Megyn Kelly and Kim Davis

Megyn Kelly and Kim Davis

Kim Davis, the Kentucky county clerk who spent nearly a week in jail for defying a federal judge’s order to issue marriage licenses to same-sex couples, shared her Christian faith in a powerfully moving interview with Fox News host Megyn Kelly Wednesday night.

Responding to allegations from many on the left that she is motivated by bigotry and hatred toward homosexuals, Davis said, to the contrary, her actions have nothing to do with hate, but rather, stem entirely from her decision to give her life to Jesus Christ.

To violate the Bible’s millennia-old definition of marriage as the union of one man and one woman, she said, would be literally to deny her faith.

She revealed to Kelly that, anticipating the Supreme Court’s possible ruling on same-sex marriage, she had spent the entire year, since January, entreating her state’s legislators to fashion an accommodation for her and others but was ignored.

“I wrote every legislator and senator that we have in our state,” she said, “begging them, beseeching them, to get legislation on the floor to protect clerks like myself and many others who have religious objections, moral conflicts with this issue. I got one response.”

Did she ever think she would end up jailed by U.S. District Judge David Bunning, who in previous rulings had sided with late-term abortion and homosexual clubs for kids?

“In America in 2015? No,” she said. “Have we come to a place that we can’t accommodate everybody? We cannot agree to disagree and still have respect for each other?

She continued: “It’s never been a gay or lesbian issue for me. It’s been about the word of God, (who) defined marriage from the beginning of time.”

“Outlasting the Gay Revolution” spells out eight principles whereby Americans adhering to traditional, biblical moral values can counter ever-growing attacks on their freedoms of religion, speech and conscience.

Davis said the confrontation – which resulted when homosexual couples, who could have obtained a marriage license from other nearby locations, insisted she grant them one – was a setup.
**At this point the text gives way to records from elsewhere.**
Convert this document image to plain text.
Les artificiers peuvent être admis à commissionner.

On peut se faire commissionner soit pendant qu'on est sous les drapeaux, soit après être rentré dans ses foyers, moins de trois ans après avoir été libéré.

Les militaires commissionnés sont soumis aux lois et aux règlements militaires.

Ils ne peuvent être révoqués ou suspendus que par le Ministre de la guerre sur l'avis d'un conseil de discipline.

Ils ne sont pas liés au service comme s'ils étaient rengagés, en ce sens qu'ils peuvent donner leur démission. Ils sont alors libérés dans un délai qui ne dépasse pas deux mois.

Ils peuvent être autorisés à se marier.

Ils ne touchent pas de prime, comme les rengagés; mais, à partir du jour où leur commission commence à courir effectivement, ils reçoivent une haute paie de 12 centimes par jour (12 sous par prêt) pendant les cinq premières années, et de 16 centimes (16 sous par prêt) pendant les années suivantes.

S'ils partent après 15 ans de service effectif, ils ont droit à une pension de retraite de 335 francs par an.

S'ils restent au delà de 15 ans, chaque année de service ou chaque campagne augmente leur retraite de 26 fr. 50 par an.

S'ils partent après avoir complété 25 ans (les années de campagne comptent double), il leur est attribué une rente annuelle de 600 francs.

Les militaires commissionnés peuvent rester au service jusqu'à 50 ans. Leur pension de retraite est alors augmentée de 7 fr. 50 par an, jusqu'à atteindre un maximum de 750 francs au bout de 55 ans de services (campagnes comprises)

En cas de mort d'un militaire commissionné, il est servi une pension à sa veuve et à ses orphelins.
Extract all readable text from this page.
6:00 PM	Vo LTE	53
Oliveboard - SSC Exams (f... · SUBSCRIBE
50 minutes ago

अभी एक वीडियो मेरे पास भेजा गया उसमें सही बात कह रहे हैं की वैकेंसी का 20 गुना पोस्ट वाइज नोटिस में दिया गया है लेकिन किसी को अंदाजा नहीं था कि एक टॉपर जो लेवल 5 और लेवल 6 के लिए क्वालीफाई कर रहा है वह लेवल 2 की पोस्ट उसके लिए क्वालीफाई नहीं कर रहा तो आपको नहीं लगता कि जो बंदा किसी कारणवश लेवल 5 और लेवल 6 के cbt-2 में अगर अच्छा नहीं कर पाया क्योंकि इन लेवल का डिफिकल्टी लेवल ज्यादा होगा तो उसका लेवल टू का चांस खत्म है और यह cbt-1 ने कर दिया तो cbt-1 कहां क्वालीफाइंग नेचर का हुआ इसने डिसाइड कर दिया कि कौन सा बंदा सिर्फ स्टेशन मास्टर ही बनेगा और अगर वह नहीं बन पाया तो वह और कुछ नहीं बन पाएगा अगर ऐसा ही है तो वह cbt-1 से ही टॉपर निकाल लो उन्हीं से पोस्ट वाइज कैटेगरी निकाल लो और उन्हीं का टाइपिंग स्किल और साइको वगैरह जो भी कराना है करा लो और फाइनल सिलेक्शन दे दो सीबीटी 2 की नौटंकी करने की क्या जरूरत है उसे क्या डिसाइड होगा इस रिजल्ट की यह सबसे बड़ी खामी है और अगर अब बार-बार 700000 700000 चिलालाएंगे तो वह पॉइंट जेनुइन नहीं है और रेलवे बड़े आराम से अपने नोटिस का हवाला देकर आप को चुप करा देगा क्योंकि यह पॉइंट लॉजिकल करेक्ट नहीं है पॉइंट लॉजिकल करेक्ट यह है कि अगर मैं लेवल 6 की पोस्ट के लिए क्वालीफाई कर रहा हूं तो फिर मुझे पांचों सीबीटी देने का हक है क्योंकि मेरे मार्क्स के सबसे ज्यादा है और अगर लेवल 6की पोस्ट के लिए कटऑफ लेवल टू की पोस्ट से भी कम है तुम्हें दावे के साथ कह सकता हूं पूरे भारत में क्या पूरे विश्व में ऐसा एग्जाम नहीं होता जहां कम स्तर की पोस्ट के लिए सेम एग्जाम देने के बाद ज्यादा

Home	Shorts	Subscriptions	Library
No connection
“There was a media swarm around them. That’s what it was all about,” she said.

Knowing jail might be the consequence, why did Davis decide not to comply with the judge’s order?
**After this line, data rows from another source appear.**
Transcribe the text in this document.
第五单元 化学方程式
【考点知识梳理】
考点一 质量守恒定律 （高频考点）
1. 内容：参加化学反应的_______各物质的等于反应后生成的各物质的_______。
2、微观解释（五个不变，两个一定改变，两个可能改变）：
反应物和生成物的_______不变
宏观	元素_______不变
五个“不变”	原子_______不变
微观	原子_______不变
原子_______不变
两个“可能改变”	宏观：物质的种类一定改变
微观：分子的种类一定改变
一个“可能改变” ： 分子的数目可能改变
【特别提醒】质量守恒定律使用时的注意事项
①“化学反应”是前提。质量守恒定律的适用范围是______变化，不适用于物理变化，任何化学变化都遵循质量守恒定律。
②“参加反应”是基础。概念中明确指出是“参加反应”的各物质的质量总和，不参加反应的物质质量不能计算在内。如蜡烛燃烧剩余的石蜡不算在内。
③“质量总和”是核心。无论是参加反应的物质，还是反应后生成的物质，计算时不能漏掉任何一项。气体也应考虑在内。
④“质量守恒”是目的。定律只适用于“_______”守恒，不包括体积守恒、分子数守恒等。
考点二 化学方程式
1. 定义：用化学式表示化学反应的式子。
“The Christian faith, God’s Word, states that a marriage is between one man and one woman. That’s what rules my faith,” she told Kelly.

“I’ve not judged anybody. I have given my life to Christ. I have been redeemed by the blood of Christ. That’s available to anybody that wants that,” she said.

“You have millions of Christians who object to this whole same-sex marriage … issue. Are their rights worth nothing?” she asked.

When Kelly mentioned President Obama’s comments supporting religious freedom, Davis responded: “In 2015, when a county clerk can go to jail because she is upholding her religious beliefs, I’ll have to question his statement.”

In the big picture, she said, it didn’t matter that the judge sent her behind bars for refusing to violate her faith.

“When I gave my life to the Lord, I vowed to serve him with my whole heart, mind and soul, every bit of strength I had.

“It’s a heaven or hell issue for me,” she said.

She also said she doesn’t watch the news reports of her critics, including some who mock her looks and call her a “monster.”

“I’m going to keep it that way,” she added.

“What people say about me does not define who I am, doesn’t make me the person I am,” she said.

WND reported when three judges on the U.S. 6th Circuit Court of Appeals refused Davis’ request for an injunction against the Kentucky governor in her effort to obtain additional accommodations of her Christian-based objections to issuing marriage licenses to same-sex couples.

But judges John Rogers, Bernice Donald and Damon Keith left alive her legal action, which will be assigned to a panel.

Although Davis is now removing her name from marriage licenses issued by her deputies, the judge and the governor both have declared the licenses to be fully valid.

That was not good enough for the ACLU, though, which is now demanding that Davis go back before the judge and possibly back to jail.

Davis is represented by the nonprofit Liberty Counsel.